Not without looking at overall economic trends it doesn't. If Dems get elected during the rising economic times, and Republicans get elected,it would actually be evidence for the second part of your assumption. The truth is, all you could probably prove is the uncontroversial assumption that people tend to vote for the opposite party when elections happen in bad economic times.
Not really sure where you get your assumptions from anyway, I thought the assumption was that wealthier people voted Republican, so that good economic times created more Republicans that worried about stuff like tax cuts.
The second part of that sentence was Republicans get elected during falling economic times.
I know it's not really all that important, since the points she makes are still valid, but the earths magnetic field... powerful? A refrigerator magnet's field is more powerful, at least if you're anywhere in its vicinity. I think a better point to make would in this case be that it seems that MRI magnets haven't so far given anyone cancer.. and they truly are VASTLY more powerful than the earths magnetic field or that of any standard powerline.
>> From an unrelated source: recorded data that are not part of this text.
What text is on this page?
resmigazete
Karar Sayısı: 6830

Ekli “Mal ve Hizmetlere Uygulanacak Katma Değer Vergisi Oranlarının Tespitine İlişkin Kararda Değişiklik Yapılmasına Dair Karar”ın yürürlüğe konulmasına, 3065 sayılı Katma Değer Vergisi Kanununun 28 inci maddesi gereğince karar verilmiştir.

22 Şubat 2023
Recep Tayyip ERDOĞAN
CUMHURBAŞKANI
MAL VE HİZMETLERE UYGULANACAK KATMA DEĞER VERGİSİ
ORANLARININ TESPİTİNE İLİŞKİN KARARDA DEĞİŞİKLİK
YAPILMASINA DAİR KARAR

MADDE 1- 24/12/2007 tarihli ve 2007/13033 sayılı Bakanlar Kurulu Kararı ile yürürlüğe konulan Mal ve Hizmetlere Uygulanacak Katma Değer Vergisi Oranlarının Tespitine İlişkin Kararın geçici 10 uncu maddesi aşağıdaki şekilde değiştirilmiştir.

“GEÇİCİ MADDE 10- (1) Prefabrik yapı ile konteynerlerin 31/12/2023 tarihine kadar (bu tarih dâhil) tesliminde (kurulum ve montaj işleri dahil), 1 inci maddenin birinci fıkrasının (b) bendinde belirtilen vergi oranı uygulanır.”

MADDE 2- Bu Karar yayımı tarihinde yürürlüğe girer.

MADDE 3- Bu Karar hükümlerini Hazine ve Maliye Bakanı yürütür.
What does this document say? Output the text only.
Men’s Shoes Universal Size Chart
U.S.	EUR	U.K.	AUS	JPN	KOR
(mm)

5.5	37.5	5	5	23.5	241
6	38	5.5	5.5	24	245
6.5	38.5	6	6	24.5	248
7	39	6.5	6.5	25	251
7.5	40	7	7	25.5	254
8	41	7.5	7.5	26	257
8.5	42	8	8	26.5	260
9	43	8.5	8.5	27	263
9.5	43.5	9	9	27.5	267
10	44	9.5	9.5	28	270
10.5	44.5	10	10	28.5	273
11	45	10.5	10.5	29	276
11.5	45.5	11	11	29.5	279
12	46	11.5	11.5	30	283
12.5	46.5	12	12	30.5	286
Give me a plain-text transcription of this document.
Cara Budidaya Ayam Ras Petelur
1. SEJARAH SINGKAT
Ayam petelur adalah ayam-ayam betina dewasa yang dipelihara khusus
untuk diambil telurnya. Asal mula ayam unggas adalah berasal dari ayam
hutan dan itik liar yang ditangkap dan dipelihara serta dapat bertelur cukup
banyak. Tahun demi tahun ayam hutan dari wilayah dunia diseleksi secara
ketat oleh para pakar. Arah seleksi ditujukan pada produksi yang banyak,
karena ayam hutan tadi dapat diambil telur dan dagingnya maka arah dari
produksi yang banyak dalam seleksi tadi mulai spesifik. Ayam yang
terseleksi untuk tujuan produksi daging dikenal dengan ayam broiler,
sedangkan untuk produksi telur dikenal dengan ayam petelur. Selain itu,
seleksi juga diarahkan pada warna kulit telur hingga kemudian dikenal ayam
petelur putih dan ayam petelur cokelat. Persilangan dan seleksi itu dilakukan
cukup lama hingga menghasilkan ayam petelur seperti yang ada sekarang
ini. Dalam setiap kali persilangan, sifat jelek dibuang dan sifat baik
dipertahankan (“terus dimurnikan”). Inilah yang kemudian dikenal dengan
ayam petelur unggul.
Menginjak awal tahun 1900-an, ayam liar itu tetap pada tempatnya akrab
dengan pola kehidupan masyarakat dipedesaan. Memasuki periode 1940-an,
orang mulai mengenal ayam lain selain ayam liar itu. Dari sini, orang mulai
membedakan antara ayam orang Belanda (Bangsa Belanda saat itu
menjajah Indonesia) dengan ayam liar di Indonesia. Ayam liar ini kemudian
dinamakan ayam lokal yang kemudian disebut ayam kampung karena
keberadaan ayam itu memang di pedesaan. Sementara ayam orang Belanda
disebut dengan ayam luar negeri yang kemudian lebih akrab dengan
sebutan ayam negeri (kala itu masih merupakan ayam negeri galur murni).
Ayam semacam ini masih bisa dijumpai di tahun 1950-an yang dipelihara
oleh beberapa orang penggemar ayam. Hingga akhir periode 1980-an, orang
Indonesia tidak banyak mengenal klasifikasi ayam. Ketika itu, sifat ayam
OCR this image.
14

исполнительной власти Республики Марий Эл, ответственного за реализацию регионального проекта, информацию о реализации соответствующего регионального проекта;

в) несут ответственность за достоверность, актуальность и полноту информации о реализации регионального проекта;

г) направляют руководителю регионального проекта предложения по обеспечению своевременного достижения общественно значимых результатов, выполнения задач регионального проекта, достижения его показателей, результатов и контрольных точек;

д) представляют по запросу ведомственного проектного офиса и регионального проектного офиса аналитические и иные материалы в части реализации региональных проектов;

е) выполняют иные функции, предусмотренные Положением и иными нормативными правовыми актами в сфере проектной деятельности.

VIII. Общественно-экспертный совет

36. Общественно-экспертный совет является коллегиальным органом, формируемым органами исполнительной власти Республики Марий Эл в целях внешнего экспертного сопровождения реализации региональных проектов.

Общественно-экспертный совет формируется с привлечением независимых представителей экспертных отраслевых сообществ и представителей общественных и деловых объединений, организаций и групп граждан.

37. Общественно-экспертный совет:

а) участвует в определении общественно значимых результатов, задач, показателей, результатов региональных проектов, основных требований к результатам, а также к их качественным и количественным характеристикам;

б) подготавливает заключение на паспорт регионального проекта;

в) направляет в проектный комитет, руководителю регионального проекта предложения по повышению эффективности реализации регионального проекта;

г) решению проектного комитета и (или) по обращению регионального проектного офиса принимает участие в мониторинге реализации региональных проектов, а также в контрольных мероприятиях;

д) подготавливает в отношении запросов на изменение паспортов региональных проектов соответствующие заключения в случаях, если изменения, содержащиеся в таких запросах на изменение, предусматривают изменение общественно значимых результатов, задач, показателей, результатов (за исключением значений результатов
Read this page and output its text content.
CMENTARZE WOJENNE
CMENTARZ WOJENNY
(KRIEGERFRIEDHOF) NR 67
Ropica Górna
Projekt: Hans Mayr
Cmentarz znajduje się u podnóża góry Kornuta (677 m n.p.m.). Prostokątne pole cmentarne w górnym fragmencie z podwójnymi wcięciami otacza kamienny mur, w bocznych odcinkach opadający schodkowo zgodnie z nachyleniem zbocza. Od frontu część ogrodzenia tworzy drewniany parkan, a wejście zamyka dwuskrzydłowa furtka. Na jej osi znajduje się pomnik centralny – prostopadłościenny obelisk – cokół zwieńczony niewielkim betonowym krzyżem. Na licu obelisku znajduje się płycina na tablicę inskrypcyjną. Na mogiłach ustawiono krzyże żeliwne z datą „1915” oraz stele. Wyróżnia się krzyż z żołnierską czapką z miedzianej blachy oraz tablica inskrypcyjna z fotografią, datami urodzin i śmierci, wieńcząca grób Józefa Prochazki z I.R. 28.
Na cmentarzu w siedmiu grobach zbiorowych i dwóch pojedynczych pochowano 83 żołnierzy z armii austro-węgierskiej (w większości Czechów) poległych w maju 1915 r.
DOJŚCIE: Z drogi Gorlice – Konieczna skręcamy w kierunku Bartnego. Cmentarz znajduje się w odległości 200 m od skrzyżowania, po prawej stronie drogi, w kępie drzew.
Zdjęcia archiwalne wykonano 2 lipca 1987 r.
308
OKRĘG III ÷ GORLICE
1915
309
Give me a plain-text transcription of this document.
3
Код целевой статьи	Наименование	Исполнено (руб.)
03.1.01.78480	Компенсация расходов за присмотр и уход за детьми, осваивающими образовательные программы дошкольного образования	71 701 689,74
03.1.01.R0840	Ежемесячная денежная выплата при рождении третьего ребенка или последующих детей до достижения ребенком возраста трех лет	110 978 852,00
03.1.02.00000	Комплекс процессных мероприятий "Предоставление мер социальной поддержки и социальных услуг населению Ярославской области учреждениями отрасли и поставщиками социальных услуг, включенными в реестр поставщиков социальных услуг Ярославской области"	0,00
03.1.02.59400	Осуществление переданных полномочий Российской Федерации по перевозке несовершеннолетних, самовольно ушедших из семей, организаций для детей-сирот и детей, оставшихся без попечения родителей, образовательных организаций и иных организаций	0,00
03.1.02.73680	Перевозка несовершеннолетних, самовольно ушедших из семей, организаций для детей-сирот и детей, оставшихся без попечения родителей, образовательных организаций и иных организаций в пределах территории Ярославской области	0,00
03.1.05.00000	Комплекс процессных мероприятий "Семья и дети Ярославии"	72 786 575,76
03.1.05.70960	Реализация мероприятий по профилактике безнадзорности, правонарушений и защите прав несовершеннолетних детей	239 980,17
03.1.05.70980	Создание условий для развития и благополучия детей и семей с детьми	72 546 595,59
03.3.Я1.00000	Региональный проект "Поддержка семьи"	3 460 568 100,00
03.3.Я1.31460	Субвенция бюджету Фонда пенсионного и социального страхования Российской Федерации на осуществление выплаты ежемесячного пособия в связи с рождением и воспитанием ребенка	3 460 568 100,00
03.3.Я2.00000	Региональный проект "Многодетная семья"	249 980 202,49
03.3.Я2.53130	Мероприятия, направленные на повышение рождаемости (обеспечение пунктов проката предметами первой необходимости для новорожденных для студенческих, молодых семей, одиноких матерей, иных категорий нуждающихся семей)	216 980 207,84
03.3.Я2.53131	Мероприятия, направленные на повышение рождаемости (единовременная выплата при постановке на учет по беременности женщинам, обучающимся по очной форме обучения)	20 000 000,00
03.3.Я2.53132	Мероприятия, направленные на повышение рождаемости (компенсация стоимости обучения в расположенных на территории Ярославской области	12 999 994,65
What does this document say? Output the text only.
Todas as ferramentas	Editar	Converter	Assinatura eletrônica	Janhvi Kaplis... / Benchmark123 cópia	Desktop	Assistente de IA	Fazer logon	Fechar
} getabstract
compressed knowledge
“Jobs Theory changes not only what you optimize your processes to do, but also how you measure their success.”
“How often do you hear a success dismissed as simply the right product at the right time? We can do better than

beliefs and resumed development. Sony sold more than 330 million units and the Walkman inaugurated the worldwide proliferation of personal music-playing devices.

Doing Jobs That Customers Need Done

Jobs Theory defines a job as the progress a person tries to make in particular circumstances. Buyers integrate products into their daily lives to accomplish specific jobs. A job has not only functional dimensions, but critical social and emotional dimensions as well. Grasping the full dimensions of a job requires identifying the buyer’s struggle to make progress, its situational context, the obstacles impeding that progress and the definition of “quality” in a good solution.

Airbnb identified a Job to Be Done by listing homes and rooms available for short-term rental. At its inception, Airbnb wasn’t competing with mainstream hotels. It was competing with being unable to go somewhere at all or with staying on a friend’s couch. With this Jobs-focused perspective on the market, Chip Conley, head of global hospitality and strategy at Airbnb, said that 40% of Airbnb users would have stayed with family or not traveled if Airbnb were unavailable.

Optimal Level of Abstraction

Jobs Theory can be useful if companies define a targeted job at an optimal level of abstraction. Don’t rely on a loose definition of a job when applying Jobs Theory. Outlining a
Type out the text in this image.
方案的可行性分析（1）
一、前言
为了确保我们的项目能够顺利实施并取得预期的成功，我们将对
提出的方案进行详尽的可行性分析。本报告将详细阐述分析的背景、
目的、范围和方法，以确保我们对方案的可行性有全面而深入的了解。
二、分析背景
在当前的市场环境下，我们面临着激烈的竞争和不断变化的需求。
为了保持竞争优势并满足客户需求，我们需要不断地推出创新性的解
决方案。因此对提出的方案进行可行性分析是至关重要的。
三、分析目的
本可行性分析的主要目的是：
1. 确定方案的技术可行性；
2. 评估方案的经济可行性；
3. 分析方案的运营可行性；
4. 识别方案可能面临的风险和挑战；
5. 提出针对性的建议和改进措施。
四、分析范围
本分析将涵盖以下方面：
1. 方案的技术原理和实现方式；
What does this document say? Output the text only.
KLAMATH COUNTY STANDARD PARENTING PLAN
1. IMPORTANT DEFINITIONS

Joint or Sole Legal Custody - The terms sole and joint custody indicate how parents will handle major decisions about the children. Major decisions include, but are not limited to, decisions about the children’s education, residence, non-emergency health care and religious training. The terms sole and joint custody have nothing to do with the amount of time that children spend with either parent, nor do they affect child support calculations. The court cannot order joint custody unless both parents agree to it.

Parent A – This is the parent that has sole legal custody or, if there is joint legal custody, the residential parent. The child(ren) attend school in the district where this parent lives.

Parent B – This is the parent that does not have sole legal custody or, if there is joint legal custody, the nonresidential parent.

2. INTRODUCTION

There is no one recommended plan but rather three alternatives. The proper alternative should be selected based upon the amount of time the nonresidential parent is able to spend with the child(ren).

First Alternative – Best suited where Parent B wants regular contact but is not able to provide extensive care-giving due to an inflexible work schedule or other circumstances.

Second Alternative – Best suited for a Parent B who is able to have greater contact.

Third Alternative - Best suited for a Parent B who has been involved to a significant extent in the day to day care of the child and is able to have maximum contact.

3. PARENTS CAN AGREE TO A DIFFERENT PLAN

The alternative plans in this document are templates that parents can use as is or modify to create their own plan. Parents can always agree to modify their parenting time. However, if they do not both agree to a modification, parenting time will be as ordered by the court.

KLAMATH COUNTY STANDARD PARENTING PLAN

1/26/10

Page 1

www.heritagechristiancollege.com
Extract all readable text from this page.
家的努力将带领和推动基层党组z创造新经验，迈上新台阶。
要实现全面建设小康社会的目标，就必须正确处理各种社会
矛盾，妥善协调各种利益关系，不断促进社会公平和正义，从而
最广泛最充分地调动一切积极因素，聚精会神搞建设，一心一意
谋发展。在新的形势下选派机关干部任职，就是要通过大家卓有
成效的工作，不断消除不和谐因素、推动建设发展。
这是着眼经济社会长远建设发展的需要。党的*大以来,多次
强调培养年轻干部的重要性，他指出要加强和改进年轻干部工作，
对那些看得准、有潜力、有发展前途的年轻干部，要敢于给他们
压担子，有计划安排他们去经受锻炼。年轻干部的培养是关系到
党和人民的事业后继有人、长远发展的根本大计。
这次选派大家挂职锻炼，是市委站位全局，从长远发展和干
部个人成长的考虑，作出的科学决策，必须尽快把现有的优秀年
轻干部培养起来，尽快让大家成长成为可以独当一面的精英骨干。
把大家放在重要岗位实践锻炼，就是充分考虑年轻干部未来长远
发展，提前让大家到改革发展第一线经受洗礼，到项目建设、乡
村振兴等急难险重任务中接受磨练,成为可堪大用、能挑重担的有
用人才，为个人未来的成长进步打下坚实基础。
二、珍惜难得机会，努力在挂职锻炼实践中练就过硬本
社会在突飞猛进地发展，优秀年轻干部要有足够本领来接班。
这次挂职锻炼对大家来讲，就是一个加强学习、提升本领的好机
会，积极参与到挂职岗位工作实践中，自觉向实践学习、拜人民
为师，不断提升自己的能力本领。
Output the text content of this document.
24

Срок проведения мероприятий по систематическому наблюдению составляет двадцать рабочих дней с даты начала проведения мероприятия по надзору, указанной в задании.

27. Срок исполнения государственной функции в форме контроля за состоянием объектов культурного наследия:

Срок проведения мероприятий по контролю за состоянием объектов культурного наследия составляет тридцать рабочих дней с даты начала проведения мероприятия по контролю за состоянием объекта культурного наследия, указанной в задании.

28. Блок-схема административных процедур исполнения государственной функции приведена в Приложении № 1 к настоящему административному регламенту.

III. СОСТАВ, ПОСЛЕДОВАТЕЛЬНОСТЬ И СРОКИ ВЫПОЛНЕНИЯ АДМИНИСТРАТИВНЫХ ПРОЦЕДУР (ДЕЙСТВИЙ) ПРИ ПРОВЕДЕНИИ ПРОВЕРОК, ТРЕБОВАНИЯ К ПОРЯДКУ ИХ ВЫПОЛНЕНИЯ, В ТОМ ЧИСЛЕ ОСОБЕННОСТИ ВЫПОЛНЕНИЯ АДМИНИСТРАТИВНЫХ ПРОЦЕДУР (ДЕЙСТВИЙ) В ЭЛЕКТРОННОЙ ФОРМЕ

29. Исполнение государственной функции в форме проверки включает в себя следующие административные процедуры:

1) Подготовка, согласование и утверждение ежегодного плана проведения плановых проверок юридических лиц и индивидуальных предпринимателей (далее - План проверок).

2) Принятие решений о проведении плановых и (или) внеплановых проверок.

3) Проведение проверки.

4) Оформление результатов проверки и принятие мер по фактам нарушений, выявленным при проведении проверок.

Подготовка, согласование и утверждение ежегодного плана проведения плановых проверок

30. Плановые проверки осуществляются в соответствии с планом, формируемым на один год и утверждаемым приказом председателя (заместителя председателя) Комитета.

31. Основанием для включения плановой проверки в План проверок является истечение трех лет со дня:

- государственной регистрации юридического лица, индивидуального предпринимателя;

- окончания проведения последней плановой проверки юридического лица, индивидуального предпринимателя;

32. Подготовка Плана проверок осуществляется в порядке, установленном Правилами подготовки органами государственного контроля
"Democrats convinced that they can scientifically prove that Democrats are better for GDP by doing ham-fisted regressions of Democratic presidencies with a few tightly correlated economic variables"
This is, of course, carefully ignoring perhaps 80 years of carefully researched and documented economic research explaining exactly why Democratic "anti-business" policies produce better business returns, higher living standards and so on. I'm sure there is older stuff, but you could start with the 1930s. For a popular treatment, dig up some old issues of Fortune, of all things, which was surprisingly pro-New Deal despite acknowledging that their readers considered FDR anti-business.
For something more recent, jump to the 1950s and 1960s. Perhaps a visit to archive.org might even turn up some of the classic business-organized labor-government propaganda explaining the Democratic economic viewpoint on the economy.
In fact, there is also a great deal of literature, both professional and general, that supports the Democratic argument that tighter regulation, higher taxes, stronger labor and so on lead to a better business climate and higher returns on investment. If you are familiar with this neglected material, you will not puzzle over apparent contradictions, e.g. that anti-business states are wealthier than pro-business states, e.g. that India far outstripped Pakistan economically after independence. They will be simply explained, much as evolution resolves problems in biology, quantum mechanics resolves problems in materials science and relativity resolves problems in cosmology.
Don't let your ignorance and biases show so blatantly. Put some pants on.